I use tensorRT to accelerate two caffe model(cifar10 and bvlc_inference_caffenet), and compare it with python and C++,the result is below:
for cifar10:
c++: 0.776791ms
python: 1.068496ms
tensorRT: 0.342586ms

for bvlc:
c++: 4.97181ms
python: 13.28289ms
tensorRT: 11.1584ms

My question is why tensorRT is slower than C++ for the bvlc model,my tensorRT timing code is

for(int i=0;i<10;++i)
        {
        CHECK(cudaMemcpyAsync(buffers[inputIndex], input, batchSize * INPUT_H * INPUT_W * INPUT_C * sizeof(float), 
        cudaMemcpyHostToDevice, stream));
        context.enqueue(batchSize, buffers, stream, nullptr);
        CHECK(cudaMemcpyAsync(output, buffers[outputIndex], batchSize * OUTPUT_SIZE*sizeof(float), 
         cudaMemcpyDeviceToHost, stream));
        cudaStreamSynchronize(stream);
        }
        auto t_end = std::chrono::high_resolution_clock::now();
        auto ms = std::chrono::duration<float, std::milli>(t_end - t_start).count();
        std::cout<<"time duration is : "<< ms/10.0 << " ms"<<std::endl;

and my c++ timing code is :

struct timeval t_start,t_end;
  gettimeofday(&t_start,NULL);
  for(int i=0;i<10;++i){
        net_->Forward();
  }
  gettimeofday(&t_end,NULL);
  double ms = t_end.tv_sec*1000 + t_end.tv_usec / 1000.0 - t_start.tv_sec * 1000 - t_start.tv_usec / 1000.0;
  std::cout << "average time using is : " << ms/10.0 << "ms" << std::endl;

and my python timing code is:

start_time = time.time()
        for i in range(10):
                out = net.forward()
        end_time = time.time()
        print "inference time is: {} ms".format((end_time-start_time)*100)

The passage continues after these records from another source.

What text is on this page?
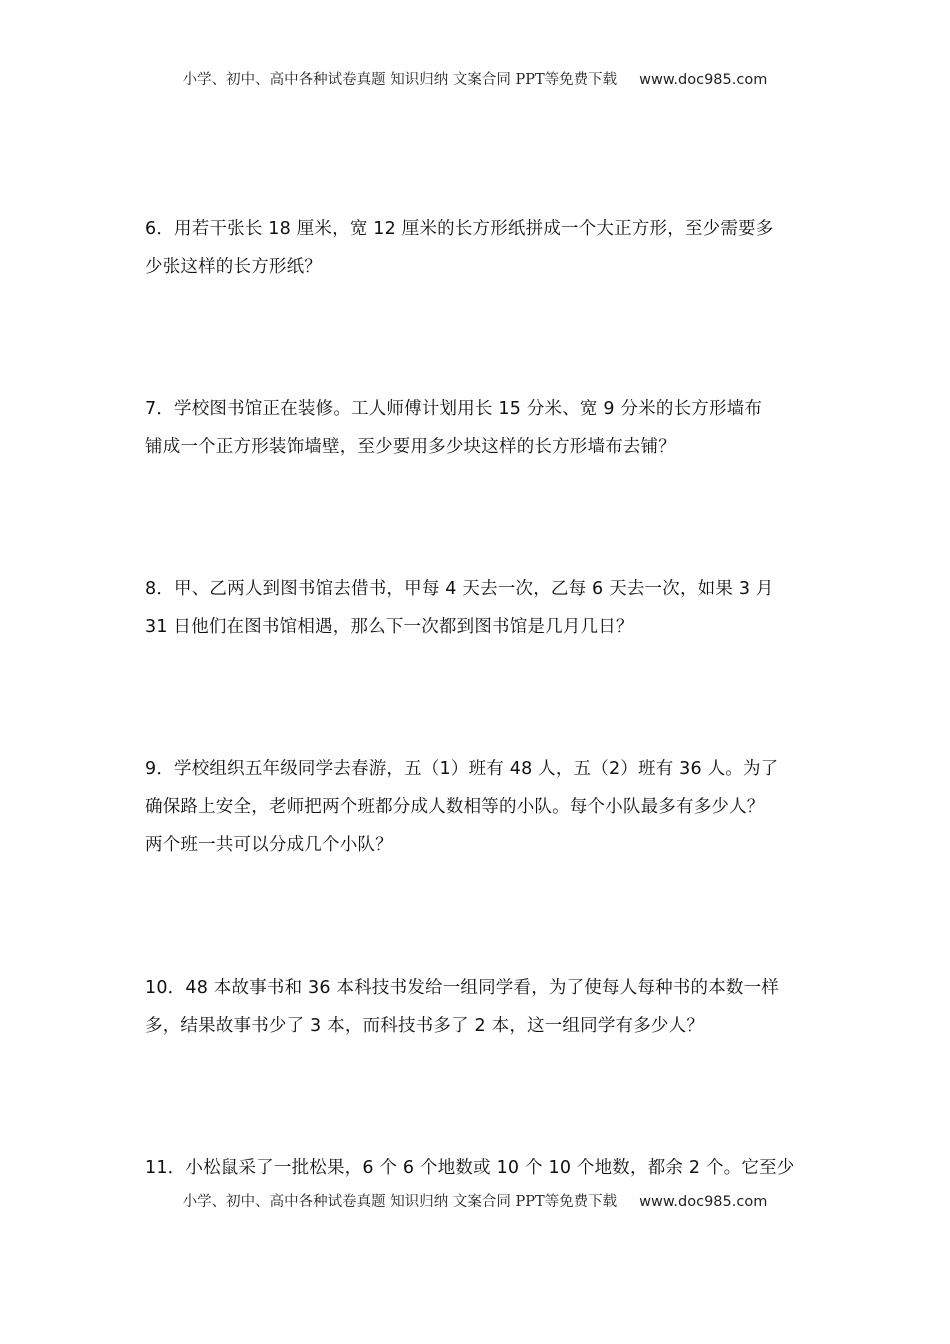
小学、初中、高中各种试卷真题 知识归纳 文案合同 PPT等免费下载 www.doc985.com
6．用若干张长 18 厘米，宽 12 厘米的长方形纸拼成一个大正方形，至少需要多
少张这样的长方形纸？
7．学校图书馆正在装修。工人师傅计划用长 15 分米、宽 9 分米的长方形墙布
铺成一个正方形装饰墙壁，至少要用多少块这样的长方形墙布去铺？
8．甲、乙两人到图书馆去借书，甲每 4 天去一次，乙每 6 天去一次，如果 3 月
31 日他们在图书馆相遇，那么下一次都到图书馆是几月几日？
9．学校组织五年级同学去春游，五（1）班有 48 人，五（2）班有 36 人。为了
确保路上安全，老师把两个班都分成人数相等的小队。每个小队最多有多少人？
两个班一共可以分成几个小队？
10．48 本故事书和 36 本科技书发给一组同学看，为了使每人每种书的本数一样
多，结果故事书少了 3 本，而科技书多了 2 本，这一组同学有多少人？
11．小松鼠采了一批松果，6 个 6 个地数或 10 个 10 个地数，都余 2 个。它至少
小学、初中、高中各种试卷真题 知识归纳 文案合同 PPT等免费下载 www.doc985.com
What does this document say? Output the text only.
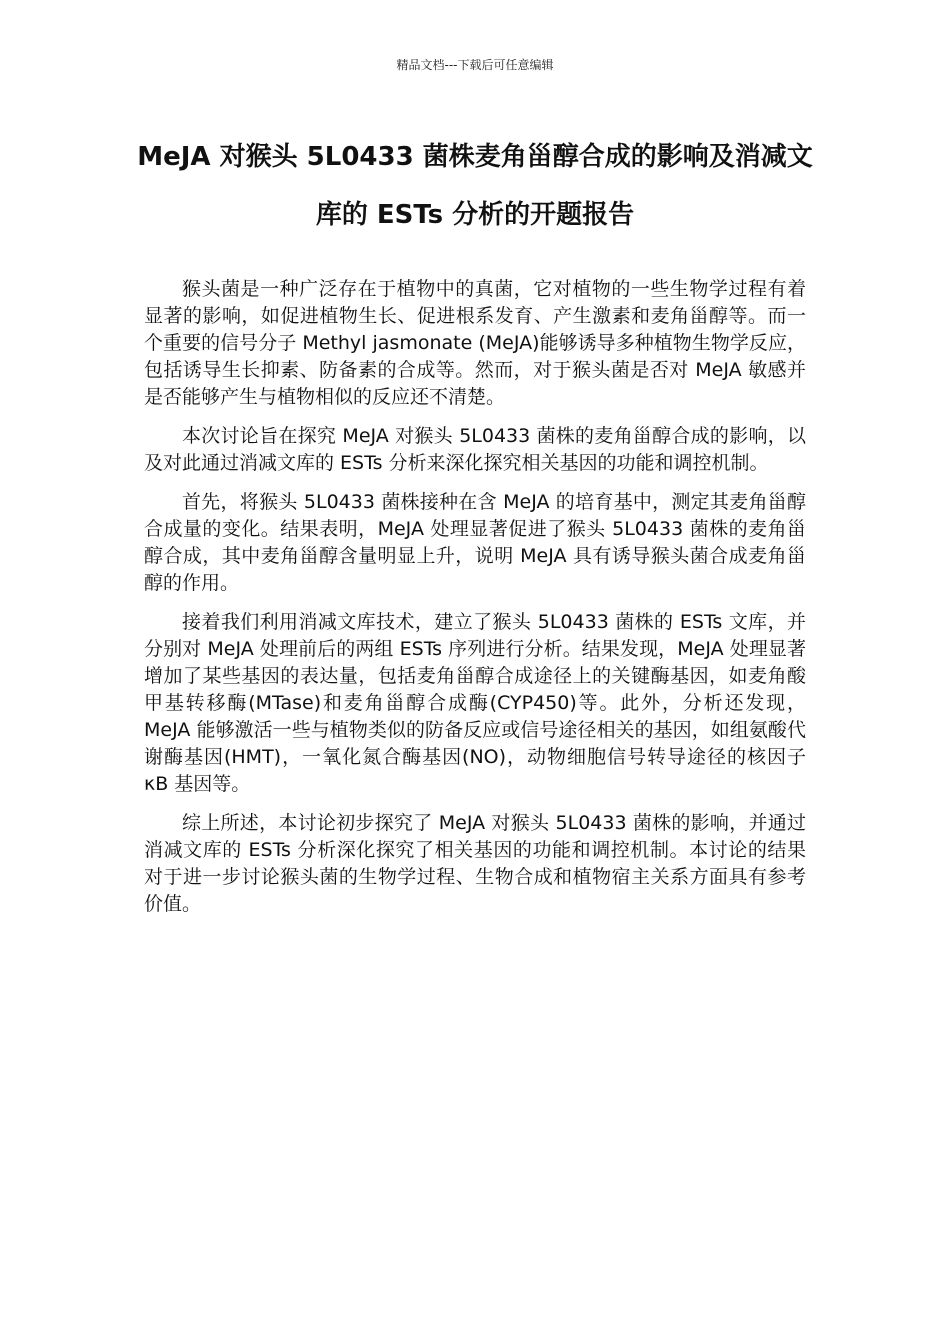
精品文档---下载后可任意编辑
MeJA 对猴头 5L0433 菌株麦角甾醇合成的影响及消减文库的 ESTs 分析的开题报告

猴头菌是一种广泛存在于植物中的真菌，它对植物的一些生物学过程有着显著的影响，如促进植物生长、促进根系发育、产生激素和麦角甾醇等。而一个重要的信号分子 Methyl jasmonate (MeJA)能够诱导多种植物生物学反应，包括诱导生长抑素、防备素的合成等。然而，对于猴头菌是否对 MeJA 敏感并是否能够产生与植物相似的反应还不清楚。

本次讨论旨在探究 MeJA 对猴头 5L0433 菌株的麦角甾醇合成的影响，以及对此通过消减文库的 ESTs 分析来深化探究相关基因的功能和调控机制。

首先，将猴头 5L0433 菌株接种在含 MeJA 的培育基中，测定其麦角甾醇合成量的变化。结果表明，MeJA 处理显著促进了猴头 5L0433 菌株的麦角甾醇合成，其中麦角甾醇含量明显上升，说明 MeJA 具有诱导猴头菌合成麦角甾醇的作用。

接着我们利用消减文库技术，建立了猴头 5L0433 菌株的 ESTs 文库，并分别对 MeJA 处理前后的两组 ESTs 序列进行分析。结果发现，MeJA 处理显著增加了某些基因的表达量，包括麦角甾醇合成途径上的关键酶基因，如麦角酸甲基转移酶(MTase)和麦角甾醇合成酶(CYP450)等。此外，分析还发现，MeJA 能够激活一些与植物类似的防备反应或信号途径相关的基因，如组氨酸代谢酶基因(HMT)，一氧化氮合酶基因(NO)，动物细胞信号转导途径的核因子 κB 基因等。

综上所述，本讨论初步探究了 MeJA 对猴头 5L0433 菌株的影响，并通过消减文库的 ESTs 分析深化探究了相关基因的功能和调控机制。本讨论的结果对于进一步讨论猴头菌的生物学过程、生物合成和植物宿主关系方面具有参考价值。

am I wrong to using tensorRT???
PS:my tensorRT code is modified from sampleMNIST
my c++ code is modified from caffe/examples/cpp_classfication

anyone can give me the help?? hopes!

Hi,

From your source code, the duration for TensorRT includes:

  • 1. Memory copy host to the device
  • 2. TensorRT inference
  • 3. Memory copy device to host

, which is quite different from the Caffe part.

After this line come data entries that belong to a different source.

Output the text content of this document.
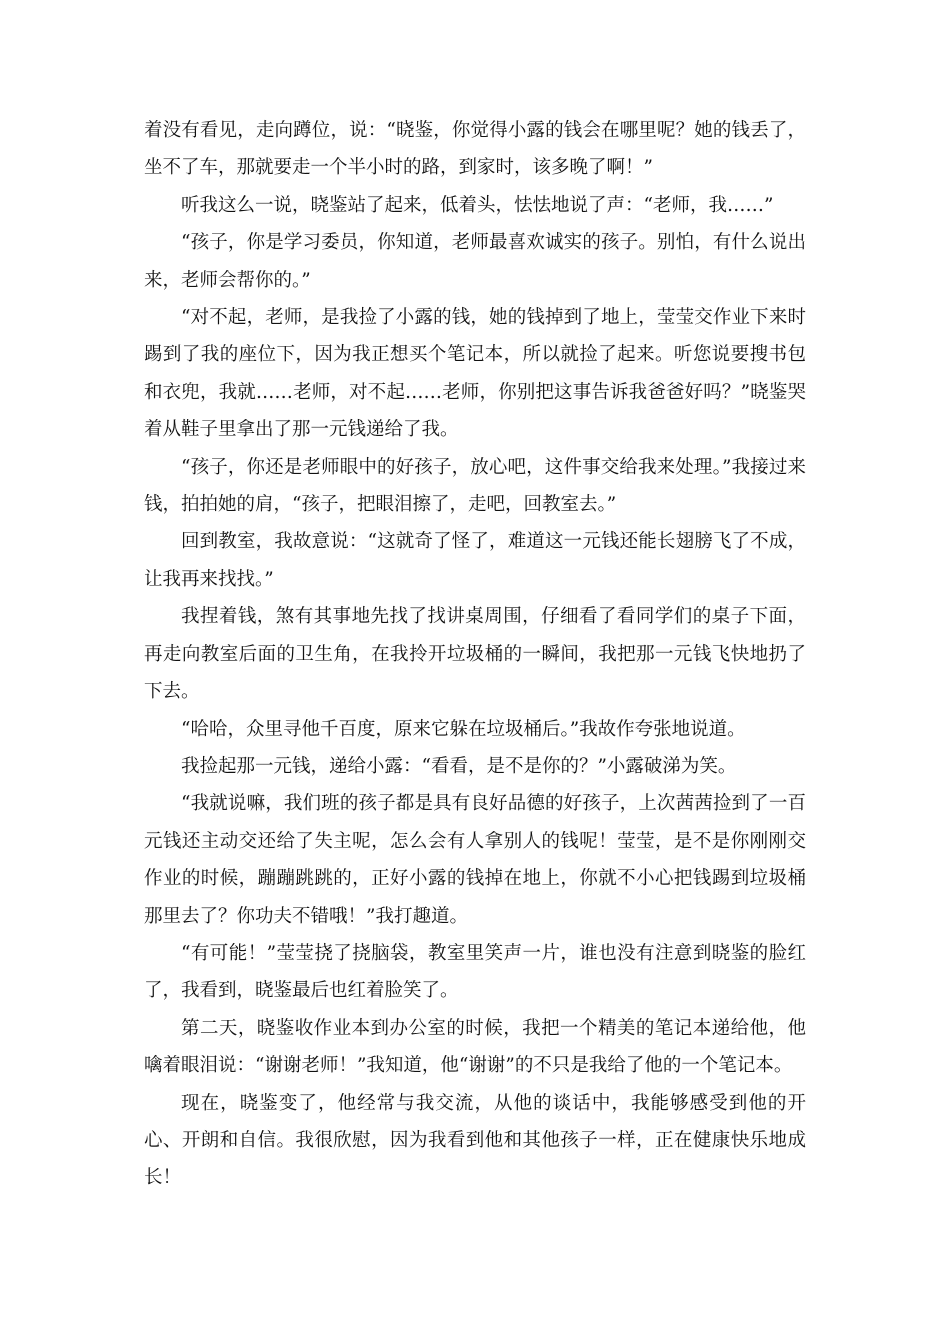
着没有看见，走向蹲位，说：“晓鉴，你觉得小露的钱会在哪里呢？她的钱丢了，坐不了车，那就要走一个半小时的路，到家时，该多晚了啊！”

听我这么一说，晓鉴站了起来，低着头，怯怯地说了声：“老师，我……”

“孩子，你是学习委员，你知道，老师最喜欢诚实的孩子。别怕，有什么说出来，老师会帮你的。”

“对不起，老师，是我捡了小露的钱，她的钱掉到了地上，莹莹交作业下来时踢到了我的座位下，因为我正想买个笔记本，所以就捡了起来。听您说要搜书包和衣兜，我就……老师，对不起……老师，你别把这事告诉我爸爸好吗？”晓鉴哭着从鞋子里拿出了那一元钱递给了我。

“孩子，你还是老师眼中的好孩子，放心吧，这件事交给我来处理。”我接过来钱，拍拍她的肩，“孩子，把眼泪擦了，走吧，回教室去。”

回到教室，我故意说：“这就奇了怪了，难道这一元钱还能长翅膀飞了不成，让我再来找找。”

我捏着钱，煞有其事地先找了找讲桌周围，仔细看了看同学们的桌子下面，再走向教室后面的卫生角，在我拎开垃圾桶的一瞬间，我把那一元钱飞快地扔了下去。

“哈哈，众里寻他千百度，原来它躲在垃圾桶后。”我故作夸张地说道。

我捡起那一元钱，递给小露：“看看，是不是你的？”小露破涕为笑。

“我就说嘛，我们班的孩子都是具有良好品德的好孩子，上次茜茜捡到了一百元钱还主动交还给了失主呢，怎么会有人拿别人的钱呢！莹莹，是不是你刚刚交作业的时候，蹦蹦跳跳的，正好小露的钱掉在地上，你就不小心把钱踢到垃圾桶那里去了？你功夫不错哦！”我打趣道。

“有可能！”莹莹挠了挠脑袋，教室里笑声一片，谁也没有注意到晓鉴的脸红了，我看到，晓鉴最后也红着脸笑了。

第二天，晓鉴收作业本到办公室的时候，我把一个精美的笔记本递给他，他噙着眼泪说：“谢谢老师！”我知道，他“谢谢”的不只是我给了他的一个笔记本。

现在，晓鉴变了，他经常与我交流，从他的谈话中，我能够感受到他的开心、开朗和自信。我很欣慰，因为我看到他和其他孩子一样，正在健康快乐地成长！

To measure the same inference time, it’s recommended to update your sample to this:

CHECK(cudaMemcpyAsync(buffers[inputIndex], input, batchSize * INPUT_H * INPUT_W * INPUT_C * sizeof(float), cudaMemcpyHostToDevice, stream));

auto t_start = std::chrono::high_resolution_clock::now();
for(int i=0;i<10;++i)
{
    context.enqueue(batchSize, buffers, stream, nullptr);
}
auto t_end = std::chrono::high_resolution_clock::now();

auto ms = std::chrono::duration<float, std::milli>(t_end - t_start).count();
std::cout<<"time duration is : "<< ms/10.0 << " ms"<<std::endl;

CHECK(cudaMemcpyAsync(output, buffers[outputIndex], batchSize * OUTPUT_SIZE*sizeof(float), cudaMemcpyDeviceToHost, stream));
cudaStreamSynchronize(stream);

Thanks.

Thanks! I tried it and get the Average time duration is 0.35ms , 10x faster than C++, I doubt the accuracy of the test,because one thing bothers me.

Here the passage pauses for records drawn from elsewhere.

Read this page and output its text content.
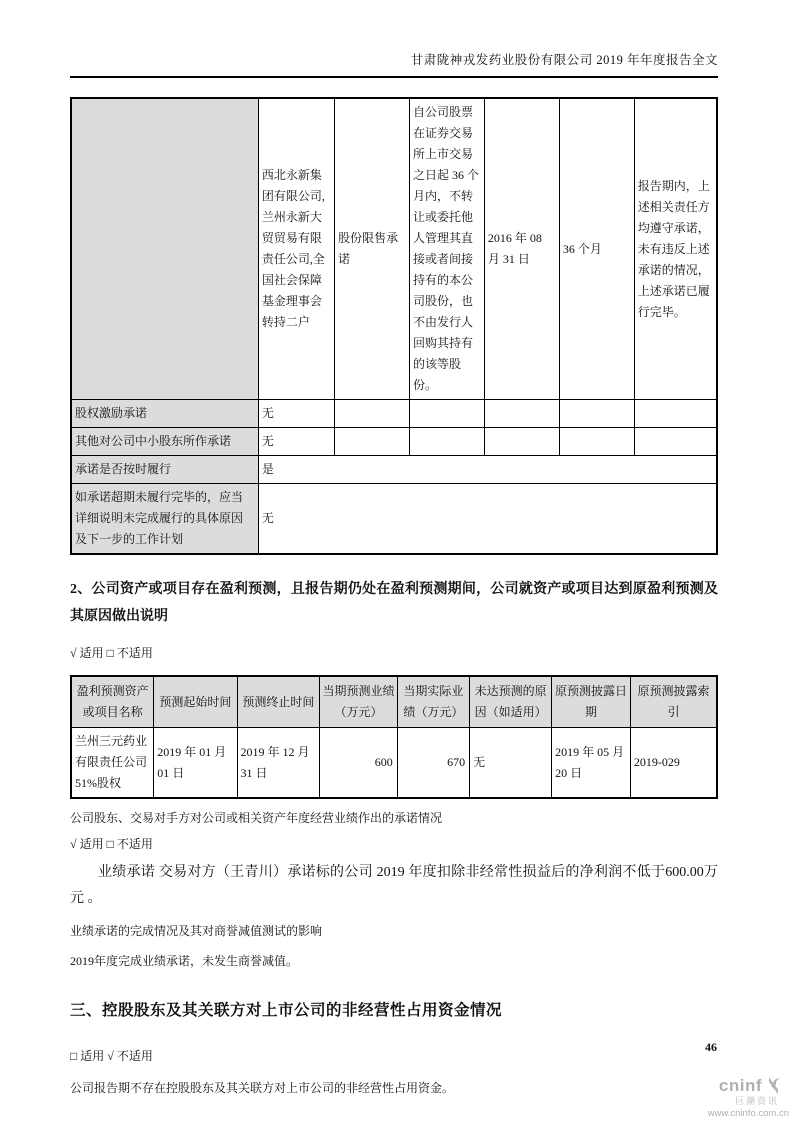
甘肃陇神戎发药业股份有限公司 2019 年年度报告全文
	西北永新集团有限公司,兰州永新大贸贸易有限责任公司,全国社会保障基金理事会转持二户	股份限售承诺	自公司股票在证券交易所上市交易之日起 36 个月内，不转让或委托他人管理其直接或者间接持有的本公司股份，也不由发行人回购其持有的该等股份。	2016 年 08 月 31 日	36 个月	报告期内，上述相关责任方均遵守承诺，未有违反上述承诺的情况，上述承诺已履行完毕。
股权激励承诺	无					
其他对公司中小股东所作承诺	无					
承诺是否按时履行	是					
如承诺超期未履行完毕的，应当详细说明未完成履行的具体原因及下一步的工作计划	无					
2、公司资产或项目存在盈利预测，且报告期仍处在盈利预测期间，公司就资产或项目达到原盈利预测及其原因做出说明
√ 适用 □ 不适用
盈利预测资产或项目名称	预测起始时间	预测终止时间	当期预测业绩（万元）	当期实际业绩（万元）	未达预测的原因（如适用）	原预测披露日期	原预测披露索引
兰州三元药业有限责任公司51%股权	2019 年 01 月 01 日	2019 年 12 月 31 日	600	670	无	2019 年 05 月 20 日	2019-029
公司股东、交易对手方对公司或相关资产年度经营业绩作出的承诺情况
√ 适用 □ 不适用
业绩承诺 交易对方（王青川）承诺标的公司 2019 年度扣除非经常性损益后的净利润不低于600.00万元 。
业绩承诺的完成情况及其对商誉减值测试的影响
2019年度完成业绩承诺，未发生商誉减值。
三、控股股东及其关联方对上市公司的非经营性占用资金情况
□ 适用 √ 不适用
公司报告期不存在控股股东及其关联方对上市公司的非经营性占用资金。
46
cninf
巨潮资讯
www.cninfo.com.cn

the caffe c++ inference : net_->Forward();
the caffe python inference : net.forward();
Is there no data move between device and host?

hope your reply~

does anybody knows?

Hi,

Depends on which computing mode you use.

For example, if with caffe.set_mode_cpu():
Data is written to the input buffer when normalization:
https://github.com/BVLC/caffe/blob/master/examples/cpp_classification/classification.cpp#L222

Since the buffer of normalization output and inference input is binding when initialization:
https://github.com/BVLC/caffe/blob/master/examples/cpp_classification/classification.cpp#L176

Thanks.